Epstein files, war in the Middle East, US, Israel, Iran, drones striking, missiles fired, civilians killed—kids, babies, families. Nuclear talk everywhere. Flash floods in Nairobi swallowing homes, drowning colleagues, washing away livelihoods. Corruption unchecked, looters laughing, government promises evaporating. Family struggling to pay rent. Friend posting about suicidal thoughts. Social media pings with “breaking news” every few seconds: famine, displacement, climate disasters, police brutality, school shootings. And still, I wake up. Brush my teeth. Make coffee. Prepare for Monday.

The world burns around me, but my alarm clock insists on its own urgency. I check emails, attend meetings, nod at colleagues, answer calls, pretend the chaos in Syria, Iran, Sudan, Congo, and Gaza is somehow distant enough to ignore. But it’s not distant. It’s on the screen, in the notifications, in my heartbeat. It presses on my mind. Every headline is a weight: another child dead, another family displaced, another war escalating, another corrupt official laughing from their office.

I scroll. I see statistics. 23 dead in flash floods. 14 dead in airstrikes. 50 injured in protests. Another billion lost in government contracts. Another plane crash. Another report of abuse. Another friend crying in the dark. I want to do something, anything, but all I can do is… live. I have to prepare for work, pay bills, go on dates, nurture ambitions, plan a family, maybe a business, maybe a move, maybe an escape. The contrast is surreal: the world on fire, and I still have to make toast.

It is exhausting. My brain registers disaster in real time but my responsibilities demand normalcy. The psychological load is immense: global chaos on one hand, domestic obligations on the other. The surreal part is not the news itself, it is that society expects us to compartmentalize, to carry the horror like an invisible backpack and still smile in meetings, laugh with friends, and function at home.

Sometimes I feel guilty. Should I be more outraged? Should I protest? Donate? Cry more? Or is it enough to survive in a world that seems determined to destroy itself? I think about the children killed in Gaza, Iran, Sudan. I think about Nairobi, my colleagues floating in neck-high floodwaters. I think about my friend sending me messages that make my chest ache. And then I make breakfast.

We live in an era of perpetual immediacy. Every few seconds, the world reminds us that nothing is safe, nothing is sacred. Social media, notifications, endless news cycles, they turn distant suffering into something we experience as personal. But personal experience does not equal personal control. I cannot stop wars, I cannot prevent floods, I cannot un-corrupt leaders, I cannot resurrect children.
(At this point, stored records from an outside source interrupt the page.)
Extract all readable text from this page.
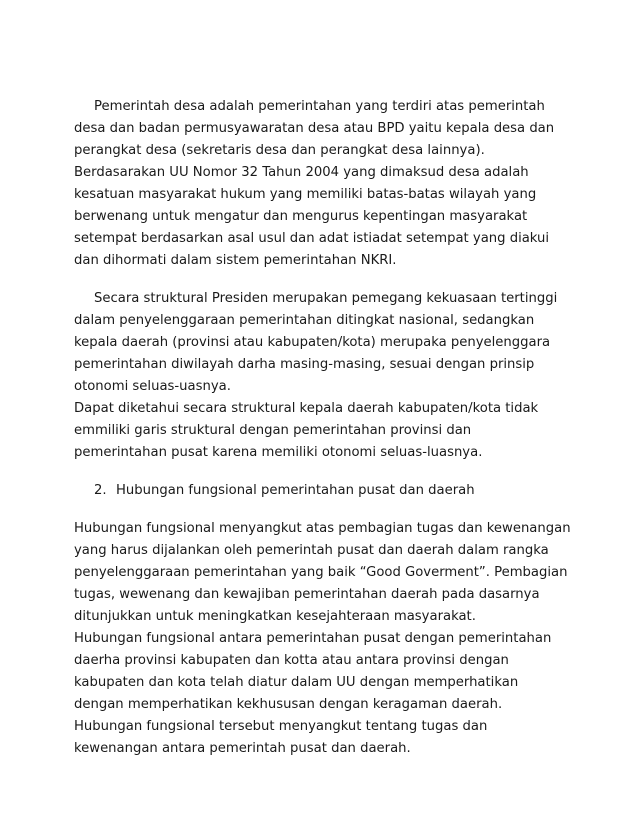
Pemerintah desa adalah pemerintahan yang terdiri atas pemerintah
desa dan badan permusyawaratan desa atau BPD yaitu kepala desa dan
perangkat desa (sekretaris desa dan perangkat desa lainnya).
Berdasarakan UU Nomor 32 Tahun 2004 yang dimaksud desa adalah
kesatuan masyarakat hukum yang memiliki batas-batas wilayah yang
berwenang untuk mengatur dan mengurus kepentingan masyarakat
setempat berdasarkan asal usul dan adat istiadat setempat yang diakui
dan dihormati dalam sistem pemerintahan NKRI.
Secara struktural Presiden merupakan pemegang kekuasaan tertinggi
dalam penyelenggaraan pemerintahan ditingkat nasional, sedangkan
kepala daerah (provinsi atau kabupaten/kota) merupaka penyelenggara
pemerintahan diwilayah darha masing-masing, sesuai dengan prinsip
otonomi seluas-uasnya.
Dapat diketahui secara struktural kepala daerah kabupaten/kota tidak
emmiliki garis struktural dengan pemerintahan provinsi dan
pemerintahan pusat karena memiliki otonomi seluas-luasnya.
2. Hubungan fungsional pemerintahan pusat dan daerah
Hubungan fungsional menyangkut atas pembagian tugas dan kewenangan
yang harus dijalankan oleh pemerintah pusat dan daerah dalam rangka
penyelenggaraan pemerintahan yang baik “Good Goverment”. Pembagian
tugas, wewenang dan kewajiban pemerintahan daerah pada dasarnya
ditunjukkan untuk meningkatkan kesejahteraan masyarakat.
Hubungan fungsional antara pemerintahan pusat dengan pemerintahan
daerha provinsi kabupaten dan kotta atau antara provinsi dengan
kabupaten dan kota telah diatur dalam UU dengan memperhatikan
dengan memperhatikan kekhususan dengan keragaman daerah.
Hubungan fungsional tersebut menyangkut tentang tugas dan
kewenangan antara pemerintah pusat dan daerah.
And yet I carry the weight of it all.

And still, society insists: function. Work. Love. Reproduce. Invest. Achieve. Be kind. Be productive. Keep scrolling. The contradiction is unbearable. It is the surreal theater of the modern human experience: the planet burning, yet your neighbor expecting a polite greeting; global catastrophe, yet your child asking you to help with homework; your friend crying over their own despair while you must finish a work presentation.

We are forced to live in this tension: aware, burdened, helpless, yet responsible for continuity. It is psychologically exhausting and emotionally isolating. And the harder we try to carry the weight, the more absurd it feels. How are we supposed to aspire, love, create, and find inner peace when the sky itself feels like it’s falling?

But maybe this is the paradox of our age: the very act of continuing, to work, to love, to dream is itself resistance. Making breakfast, sending a kind message, laughing with friends, building a life, these small acts are defiance against chaos. They are proof that humanity persists even when the world seems to burn.

Still, the question remains: how long can we carry it? How long can we balance the horror of the world with the expectation of normalcy? There is no simple answer, only the weight of every headline, every notification, every life lost, and the quiet, stubborn insistence that Monday will arrive anyway, and we must show up.

We live in a world on fire, and the world expects us to carry on. And so we do.